UN Climate Change News, 3 November 2021: ambitious new targets for Sports for Climate Action
A number of ambitious emissions reductions targets were announced by the UNFCCC’s Sports for Climate Action Framework (S4CA) today. These include reaching Net Zero by 2040 and reducing greenhouse gas emissions by 50 per cent by 2030 at the latest.
This comes in response to the scientific consensus that the world needs to halve emissions by 2030 and achieve net-zero before 2050.
All new and existing members of S4CA are called upon to adopt new goals under this Framework, which aims to gather sports organisations, teams, athletes, and fans in a concerted effort to set the pace for climate action and raise awareness on the urgency required to meet the goals of the Paris Agreement.
“Four years since we launched the Sports for Climate Action Framework, more than 280 sports organisations have committed to the overarching objectives of aligning sport with the goals of the Paris Agreement,” Patricia Espinosa, UN Climate Change Executive Secretary, said at the launch of Framework targets at COP26.
“The sector eagerly took up the challenge, but also told us that they want to do more and to do it faster.

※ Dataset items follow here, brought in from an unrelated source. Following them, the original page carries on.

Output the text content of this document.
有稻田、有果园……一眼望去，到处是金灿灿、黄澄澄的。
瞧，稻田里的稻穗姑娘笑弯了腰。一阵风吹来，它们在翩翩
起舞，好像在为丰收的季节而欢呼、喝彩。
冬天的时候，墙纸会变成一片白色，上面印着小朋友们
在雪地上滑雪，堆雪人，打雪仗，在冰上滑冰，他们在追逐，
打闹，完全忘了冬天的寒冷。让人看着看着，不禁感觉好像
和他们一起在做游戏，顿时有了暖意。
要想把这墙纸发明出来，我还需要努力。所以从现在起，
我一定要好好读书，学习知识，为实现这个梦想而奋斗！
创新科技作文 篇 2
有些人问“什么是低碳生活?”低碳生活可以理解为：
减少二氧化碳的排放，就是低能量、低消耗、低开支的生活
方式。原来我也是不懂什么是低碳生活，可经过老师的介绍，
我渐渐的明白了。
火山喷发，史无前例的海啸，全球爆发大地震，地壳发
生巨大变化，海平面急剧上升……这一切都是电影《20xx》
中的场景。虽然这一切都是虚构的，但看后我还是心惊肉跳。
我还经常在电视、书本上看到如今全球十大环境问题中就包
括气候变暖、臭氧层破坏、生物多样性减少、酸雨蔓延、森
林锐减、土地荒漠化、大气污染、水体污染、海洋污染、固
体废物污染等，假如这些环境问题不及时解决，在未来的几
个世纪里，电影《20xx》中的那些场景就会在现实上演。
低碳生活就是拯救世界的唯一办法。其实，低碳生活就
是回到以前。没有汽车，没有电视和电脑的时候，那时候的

These organisations are now being challenged to reduce emissions 50 per cent by 2030 at the latest and to achieve net-zero emissions by 2040,” she added.
Signatories including the International Olympic Committee, FIFA, Athletics Kenya, BBC Sport, the Premier League, Formula E, Munster Rugby, and the International Rafting Federation have signed up to these new targets. In addition, signatories commit to submitting plans to outline concrete actions that will be taken to implement 2030 targets as well as report on overall progress with commitments on annual bases.
It was also announced today that Sports for Climate Action signatories who adopt these targets will officially enter Race to Zero, a coalition of leading net zero initiatives, representing 733 cities, 31 regions, 3,067 businesses, 173 of the biggest investors, and 622 Higher Education Institutions.
The Sports for Climate Action Framework has two overarching objectives: achieving a clear trajectory for the global sports community to combat climate change and using sports as a unifying tool to drive climate awareness and action among global citizens.
That optimism is on show today at COP26 Action Hub where a number of sporting legends are taking part in three sessions about the future of sports and the climate. After a keynote address by H.S.H Prince Albert II of Monaco and FIFA Council member Isha Johansen, the first panel is titled Sports on Net-Zero Track: Ambition, Investments, Innovation and Collaboration, and will feature speakers such as Nico Rosberg and Dale Vince, owner of Forest Green Rovers. A second panel is titled “Using Sport to Inspire Meaningful Change” and will feature athletes like Hannah Mills and Ledley King among others.
About Sports For Climate Action
UN Climate Change set up Sports for Climate Action in 2018 to support and guide sports actors in achieving global climate change goals. Uniting behind a set of principles, sports organisations and their communities have created an initiative by collaborating in order to position their sector on the path of the low carbon economy that global leaders agreed on in Paris in 2015.
Sports for Climate Action works towards two overarching goals: Achieving a clear trajectory for the global sports community to combat climate change, through commitments and partnerships according to verified standards, including measuring, reducing, and reporting greenhouse gas emissions, in line with the well below 2 degree scenario enshrined in the Paris Agreement; Using sports as a unifying tool to federate and create solidarity among global citizens for climate action.
About the UNFCCC
With 197 Parties, the United Nations Framework Convention on Climate Change (UNFCCC) has near universal membership and is the parent treaty of the 2015 Paris Climate Change Agreement. The main aim of the Paris Agreement is to keep a global average temperature rise this century well below 2 degrees Celsius and to drive efforts to limit the temperature increase even further to 1.5 degrees Celsius above pre-industrial levels.
The UNFCCC is also the parent treaty of the 1997 Kyoto Protocol. The ultimate objective of all agreements under the UNFCCC is to stabilize greenhouse gas concentrations in the atmosphere at a level that will prevent dangerous human interference with the climate system, in a time frame which allows ecosystems to adapt naturally and enables sustainable development.
IRF joins ambitious new targets for Sports for Climate Action
The International Rafting Federation joined Sports for Climate Action as an official signatory in 2019. We have further committed ourselves to these targets in further committing to halve our emissions by 2030 and meet net zero emissions by 2050.